We’ve seen these changes already start to have an effect on the local investment landscape. We envisage the impact will be profound in the way investors behave and purchase property in South Australia.  

Predicted key trends include:  

1. Increase demand for smaller properties and units 
With the tax-free threshold increasing to $450,000, we anticipate that investors will make the most of buying smaller properties and units. We foresee that 2-3-bedroom units in blue-chip suburbs will be hotly contested. 

2. Declining portfolio size 
We have seen investors with large property portfolios selling their assets in anticipation of these changes. The profile of a property portfolio in South Australia is likely to move to a smaller size of 3-4 properties, not the 30+ properties previously seen. This new tax model creates a significant financial burden on those who currently hold a sizeable property portfolio. 

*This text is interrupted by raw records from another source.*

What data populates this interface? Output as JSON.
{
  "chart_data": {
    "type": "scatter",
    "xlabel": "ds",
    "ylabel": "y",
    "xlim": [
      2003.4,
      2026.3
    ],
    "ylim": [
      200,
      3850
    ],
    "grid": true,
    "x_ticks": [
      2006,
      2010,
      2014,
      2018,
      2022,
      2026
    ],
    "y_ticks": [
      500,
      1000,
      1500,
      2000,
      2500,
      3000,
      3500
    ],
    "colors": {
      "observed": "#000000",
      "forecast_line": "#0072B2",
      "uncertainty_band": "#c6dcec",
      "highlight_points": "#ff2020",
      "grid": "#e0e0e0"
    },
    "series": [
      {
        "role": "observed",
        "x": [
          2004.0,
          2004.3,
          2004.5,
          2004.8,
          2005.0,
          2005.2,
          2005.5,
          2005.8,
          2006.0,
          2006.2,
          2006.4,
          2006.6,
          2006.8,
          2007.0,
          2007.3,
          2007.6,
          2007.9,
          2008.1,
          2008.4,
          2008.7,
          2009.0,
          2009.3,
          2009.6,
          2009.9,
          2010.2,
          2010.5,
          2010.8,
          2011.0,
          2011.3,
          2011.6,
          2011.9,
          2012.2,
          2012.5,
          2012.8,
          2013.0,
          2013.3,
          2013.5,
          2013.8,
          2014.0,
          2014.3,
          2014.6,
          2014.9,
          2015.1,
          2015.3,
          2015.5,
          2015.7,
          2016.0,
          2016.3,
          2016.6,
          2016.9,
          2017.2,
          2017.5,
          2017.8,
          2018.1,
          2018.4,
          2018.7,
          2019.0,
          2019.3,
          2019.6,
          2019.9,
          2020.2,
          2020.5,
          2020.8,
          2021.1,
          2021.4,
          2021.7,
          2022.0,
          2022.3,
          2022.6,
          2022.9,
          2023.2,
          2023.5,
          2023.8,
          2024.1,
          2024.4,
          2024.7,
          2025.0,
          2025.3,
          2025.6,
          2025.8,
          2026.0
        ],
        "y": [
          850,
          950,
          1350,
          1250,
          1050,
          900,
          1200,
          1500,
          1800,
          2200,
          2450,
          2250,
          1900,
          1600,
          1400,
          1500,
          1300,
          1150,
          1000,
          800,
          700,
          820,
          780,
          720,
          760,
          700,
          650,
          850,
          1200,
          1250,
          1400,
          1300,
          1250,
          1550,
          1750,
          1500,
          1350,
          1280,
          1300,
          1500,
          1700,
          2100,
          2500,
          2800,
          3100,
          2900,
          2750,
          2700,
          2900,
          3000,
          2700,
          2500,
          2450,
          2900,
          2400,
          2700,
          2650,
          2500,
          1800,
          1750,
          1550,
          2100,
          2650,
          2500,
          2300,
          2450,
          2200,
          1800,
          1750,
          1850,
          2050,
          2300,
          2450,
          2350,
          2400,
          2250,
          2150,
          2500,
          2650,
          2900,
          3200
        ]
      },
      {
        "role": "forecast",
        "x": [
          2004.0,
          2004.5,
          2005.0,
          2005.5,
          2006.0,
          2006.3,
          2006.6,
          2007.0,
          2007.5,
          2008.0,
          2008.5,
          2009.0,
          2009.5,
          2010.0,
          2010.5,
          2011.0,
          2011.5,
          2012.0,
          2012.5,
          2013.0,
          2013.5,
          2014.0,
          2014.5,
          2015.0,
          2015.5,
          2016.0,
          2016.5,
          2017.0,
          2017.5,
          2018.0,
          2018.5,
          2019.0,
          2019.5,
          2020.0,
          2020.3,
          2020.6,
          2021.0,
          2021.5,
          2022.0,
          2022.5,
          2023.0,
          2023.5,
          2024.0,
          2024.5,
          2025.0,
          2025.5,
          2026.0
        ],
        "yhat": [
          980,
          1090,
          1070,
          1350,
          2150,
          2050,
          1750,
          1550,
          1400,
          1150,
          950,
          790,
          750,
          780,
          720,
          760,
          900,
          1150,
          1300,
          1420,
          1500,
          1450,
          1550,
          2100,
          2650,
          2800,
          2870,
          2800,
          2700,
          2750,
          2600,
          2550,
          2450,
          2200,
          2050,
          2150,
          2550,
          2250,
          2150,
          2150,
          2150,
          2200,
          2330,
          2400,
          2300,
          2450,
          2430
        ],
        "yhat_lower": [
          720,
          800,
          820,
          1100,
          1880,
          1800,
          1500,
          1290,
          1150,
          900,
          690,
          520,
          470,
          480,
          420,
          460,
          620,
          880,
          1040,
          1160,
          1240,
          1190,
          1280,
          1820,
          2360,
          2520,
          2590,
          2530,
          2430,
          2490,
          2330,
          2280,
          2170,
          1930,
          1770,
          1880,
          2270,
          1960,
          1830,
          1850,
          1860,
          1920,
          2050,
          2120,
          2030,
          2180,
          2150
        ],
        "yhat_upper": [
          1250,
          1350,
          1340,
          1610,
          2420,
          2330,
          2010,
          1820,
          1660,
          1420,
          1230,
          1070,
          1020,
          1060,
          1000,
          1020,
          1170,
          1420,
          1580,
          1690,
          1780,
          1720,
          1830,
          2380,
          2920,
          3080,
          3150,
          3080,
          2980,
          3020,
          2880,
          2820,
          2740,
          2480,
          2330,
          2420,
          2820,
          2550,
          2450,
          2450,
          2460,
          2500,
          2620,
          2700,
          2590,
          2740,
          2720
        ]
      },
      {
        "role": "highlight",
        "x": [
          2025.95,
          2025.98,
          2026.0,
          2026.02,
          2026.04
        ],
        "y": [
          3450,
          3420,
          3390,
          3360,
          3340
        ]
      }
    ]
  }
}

3. Change in investor profile 
We anticipate that younger investors will enter the market and purchase in the affordable end (below $450,000). We also see a rise in the “rent-vestor”, people who rent and own investment properties. This trend has been building over the past three years and we expect it to continue. 

4. Interstate property  
We envisage investors may venture further afield to purchase property. Many may start to take a national perspective to property ownership, which is only fuelled by the rise in digital tools that are available to buyers to view property from anywhere in the world. Now, more than ever, it is easier to inspect a property online prior to purchasing, opening more opportunities for investors.